Her presentation also went deeper than headline declines. She showed that perceived availability had gone down, although access clearly remained substantial, and that heavier episodic drinking had dropped sharply, while some other indicators, such as recent severe intoxication, had improved less since 2019. One especially important nuance was the changed gender pattern. In the most recent Lithuanian ESPAD results, girls reported higher alcohol involvement than boys on several key indicators, including lifetime use and heavy episodic drinking. That made her overall message more credible and more useful: Lithuania’s direction is clearly positive, but the picture is not simple, and policy success still leaves unresolved challenges. At the same time, she showed that support for raising the alcohol purchase age remains high, with 67% positive and only 25% negative in survey data.

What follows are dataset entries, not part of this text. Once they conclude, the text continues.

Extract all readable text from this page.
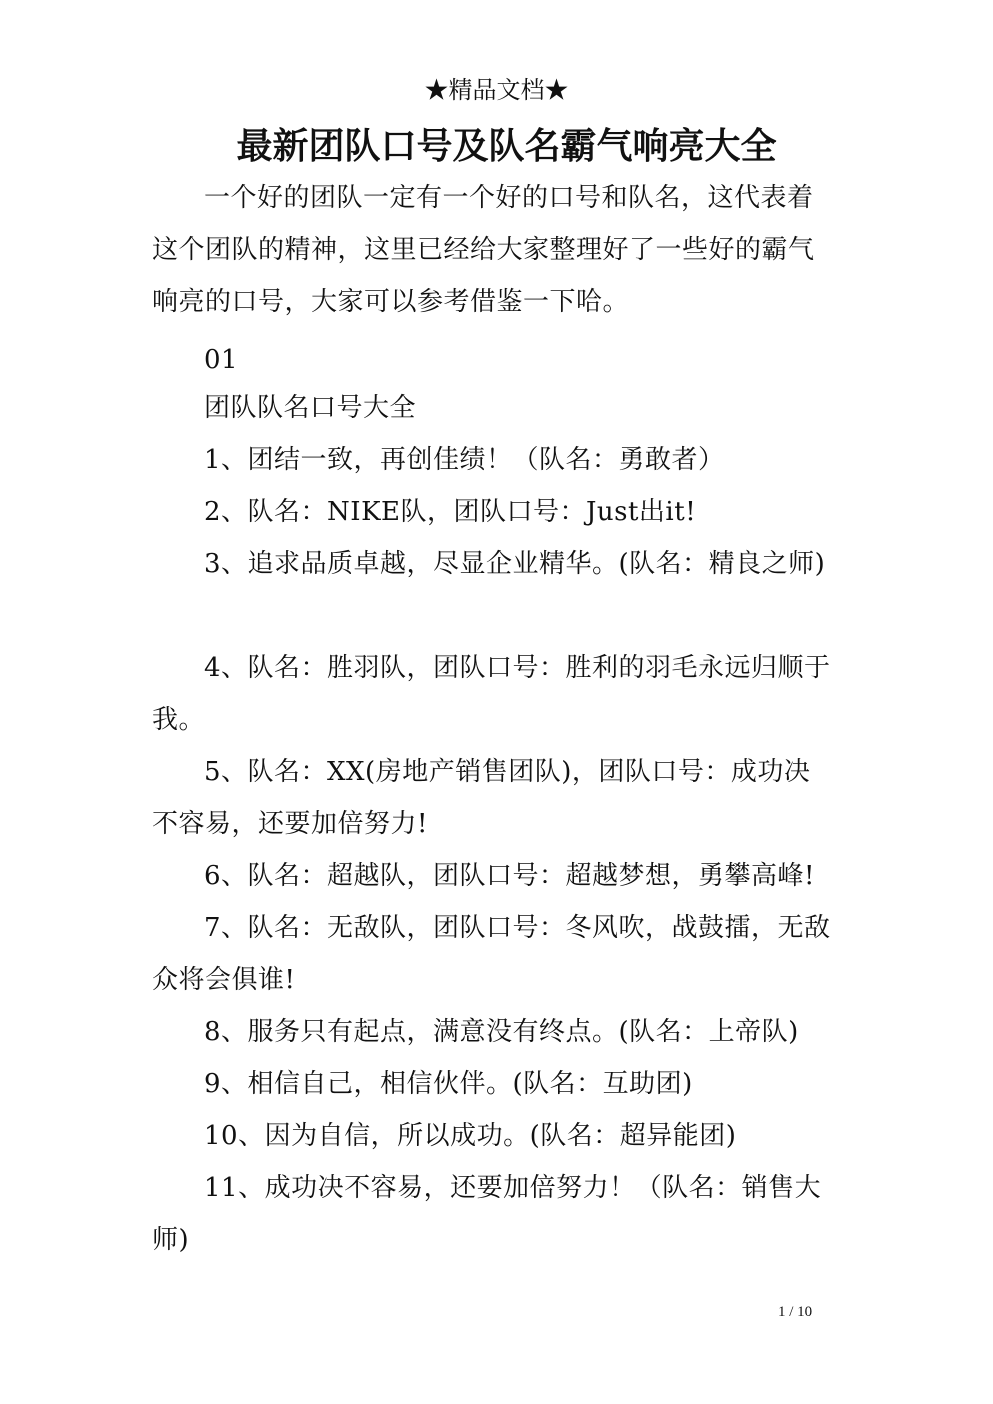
★精品文档★
最新团队口号及队名霸气响亮大全
一个好的团队一定有一个好的口号和队名，这代表着
这个团队的精神，这里已经给大家整理好了一些好的霸气
响亮的口号，大家可以参考借鉴一下哈。
01
团队队名口号大全
1、团结一致，再创佳绩！（队名：勇敢者）
2、队名：NIKE队，团队口号：Just出it!
3、追求品质卓越，尽显企业精华。(队名：精良之师)
4、队名：胜羽队，团队口号：胜利的羽毛永远归顺于
我。
5、队名：XX(房地产销售团队)，团队口号：成功决
不容易，还要加倍努力!
6、队名：超越队，团队口号：超越梦想，勇攀高峰!
7、队名：无敌队，团队口号：冬风吹，战鼓擂，无敌
众将会俱谁!
8、服务只有起点，满意没有终点。(队名：上帝队)
9、相信自己，相信伙伴。(队名：互助团)
10、因为自信，所以成功。(队名：超异能团)
11、成功决不容易，还要加倍努力！（队名：销售大
师)
1 / 10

The meeting concluded with a presentation from Dag Rekve of WHO on “Localizing SAFER”, which shifted the discussion from national legislation to the question of implementation. His core message was that alcohol policy succeeds or fails at local level. National governments can set frameworks, but communities are where licensing systems, enforcement, monitoring, screening, compliance checks and pricing measures actually become real. One particularly strong point in his presentation was that communities should not be seen only as implementers of national policy. They also help shape stronger policy over time by feeding back experience, evidence and political momentum. In that sense, local action is not downstream from policy, it is part of how policy becomes stronger.
Rekve also stressed the practical conditions that make community-level alcohol policy work: multisectoral cooperation, governance structures, monitoring, training, political support and protection from industry interference. His case examples from Uganda, Nepal and Ireland showed different ways in which local systems can translate broad alcohol strategy into real-world change. That made for a fitting end to the Open Day. The Copenhagen meeting began by showing that age-limit rules remain politically contested across the Nordic and Baltic region, and it ended by reminding participants that even the best policies mean little unless communities have the capacity and independence to make them work in practice.